On the night of November 11th, children go out on the streets with their favorite grownups, sing songs at neighbors houses, and collect treats. It is celebrated in some parts of Europe and elementary-aged kids and their grown-ups usually participate in the holiday. When you are older, you get to stay home and see all the home-made lanterns and pass out the candy, which was always my favorite thing growing up.

Nora had the privilege of celebrating the fun tradition of the holiday when we were in the Netherlands for that time in 2022, as well as the tradition of St. Nicholas. It was fun she got to celebrate the holidays that simply do not exist in the United States. While we didn't get to make our own lantern that time, we sang the songs and got plenty of candy!

Going door to door with lantern on November 11
Going door to door with our lantern on St. Martin's Day.

This year, I brought the tradition back again and let her make her own lantern. I may let her sing a song or two at the neighbor next to us, because I would like to keep the tradition going. She loves it, and asks me if we can go back to "Nederland" soon to participate in it again. While I do love Halloween, I like the tradition of St. Martin better, since it creates light in this world.

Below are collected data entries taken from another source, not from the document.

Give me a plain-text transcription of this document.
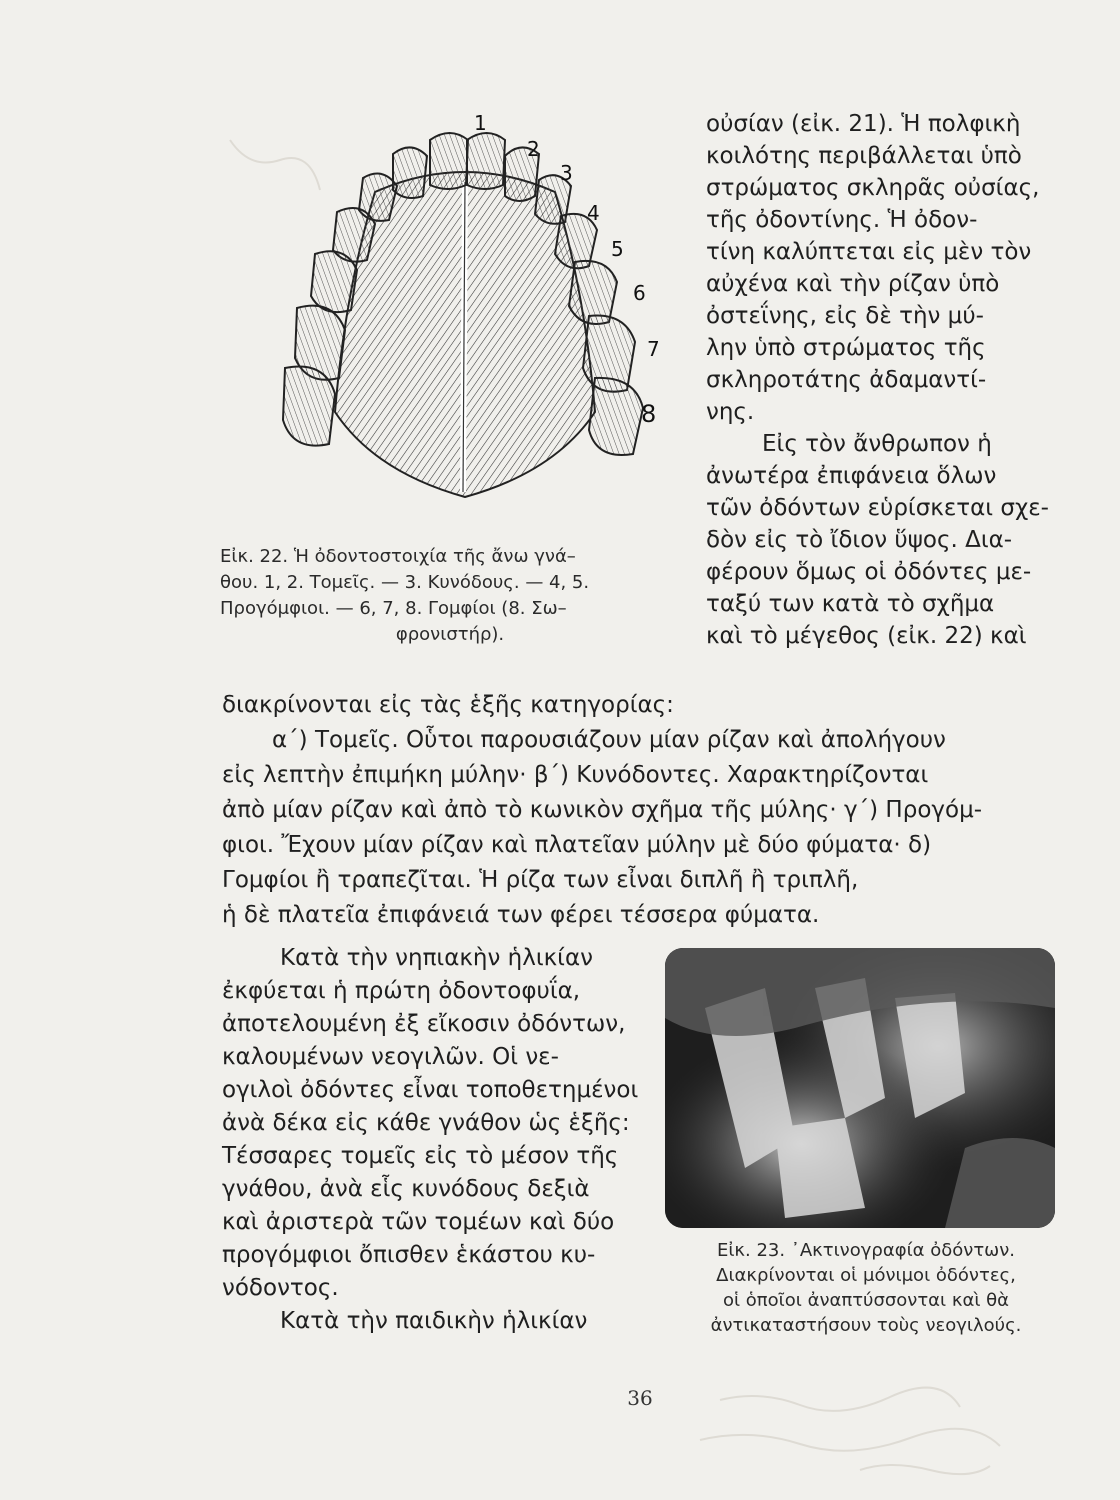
1
2
3
4
5
6
7
8
Εἰκ. 22. Ἡ ὀδοντοστοιχία τῆς ἄνω γνά–
θου. 1, 2. Τομεῖς. — 3. Κυνόδους. — 4, 5.
Προγόμφιοι. — 6, 7, 8. Γομφίοι (8. Σω–
φρονιστήρ).
οὐσίαν (εἰκ. 21). Ἡ πολφικὴ
κοιλότης περιβάλλεται ὑπὸ
στρώματος σκληρᾶς οὐσίας,
τῆς ὀδοντίνης. Ἡ ὀδον-
τίνη καλύπτεται εἰς μὲν τὸν
αὐχένα καὶ τὴν ρίζαν ὑπὸ
ὀστεΐνης, εἰς δὲ τὴν μύ-
λην ὑπὸ στρώματος τῆς
σκληροτάτης ἀδαμαντί-
νης.
Εἰς τὸν ἄνθρωπον ἡ
ἀνωτέρα ἐπιφάνεια ὅλων
τῶν ὀδόντων εὑρίσκεται σχε-
δὸν εἰς τὸ ἴδιον ὕψος. Δια-
φέρουν ὅμως οἱ ὀδόντες με-
ταξύ των κατὰ τὸ σχῆμα
καὶ τὸ μέγεθος (εἰκ. 22) καὶ
διακρίνονται εἰς τὰς ἑξῆς κατηγορίας:
α΄) Τομεῖς. Οὗτοι παρουσιάζουν μίαν ρίζαν καὶ ἀπολήγουν
εἰς λεπτὴν ἐπιμήκη μύλην· β΄) Κυνόδοντες. Χαρακτηρίζονται
ἀπὸ μίαν ρίζαν καὶ ἀπὸ τὸ κωνικὸν σχῆμα τῆς μύλης· γ΄) Προγόμ-
φιοι. Ἔχουν μίαν ρίζαν καὶ πλατεῖαν μύλην μὲ δύο φύματα· δ)
Γομφίοι ἢ τραπεζῖται. Ἡ ρίζα των εἶναι διπλῆ ἢ τριπλῆ,
ἡ δὲ πλατεῖα ἐπιφάνειά των φέρει τέσσερα φύματα.
Κατὰ τὴν νηπιακὴν ἡλικίαν
ἐκφύεται ἡ πρώτη ὀδοντοφυΐα,
ἀποτελουμένη ἐξ εἴκοσιν ὀδόντων,
καλουμένων νεογιλῶν. Οἱ νε-
ογιλοὶ ὀδόντες εἶναι τοποθετημένοι
ἀνὰ δέκα εἰς κάθε γνάθον ὡς ἑξῆς:
Τέσσαρες τομεῖς εἰς τὸ μέσον τῆς
γνάθου, ἀνὰ εἷς κυνόδους δεξιὰ
καὶ ἀριστερὰ τῶν τομέων καὶ δύο
προγόμφιοι ὄπισθεν ἑκάστου κυ-
νόδοντος.
Κατὰ τὴν παιδικὴν ἡλικίαν
Εἰκ. 23. ᾿Ακτινογραφία ὀδόντων.
Διακρίνονται οἱ μόνιμοι ὀδόντες,
οἱ ὁποῖοι ἀναπτύσσονται καὶ θὰ
ἀντικαταστήσουν τοὺς νεογιλούς.
36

Other things the Dutch do during the November/December holiday months are celebrate Sinterklaas (St. Nicholas) and TWO Christmas Days (Christmas Eve, 1st and 2nd Christmas Day). We also love to eat lots of oliebollen (comparable to beignets) all season long. The country does not decorate as abundantly as some American homes do during the holidays, but if you ever get a chance, you should visit the light festival in Amsterdam. It is an amazing walking/boat route where you get to see all of the holiday lights of the season. If you ever visit the Netherlands, you can also go to your big local garden centers (tuincentrum) and see the amazing holiday displays there as well (yes, we go all out at garden centers (tuincentrums) like "Intratuin". And then there are the fireworks at New Years Eve. The whole country is lit up, and that is what I probably miss the most out of the holiday season from where I grew up.


Oliebollen, Dutch beignets
Oliebollen, the famous Dutch beignets

It is important for me to have certain Dutch traditions that my daughter can participate in. I think holidays are an important part of childhood. Make the holidays special for them. What fun holiday traditions do you have with your family that are not necessarily part of the "standard" American traditions?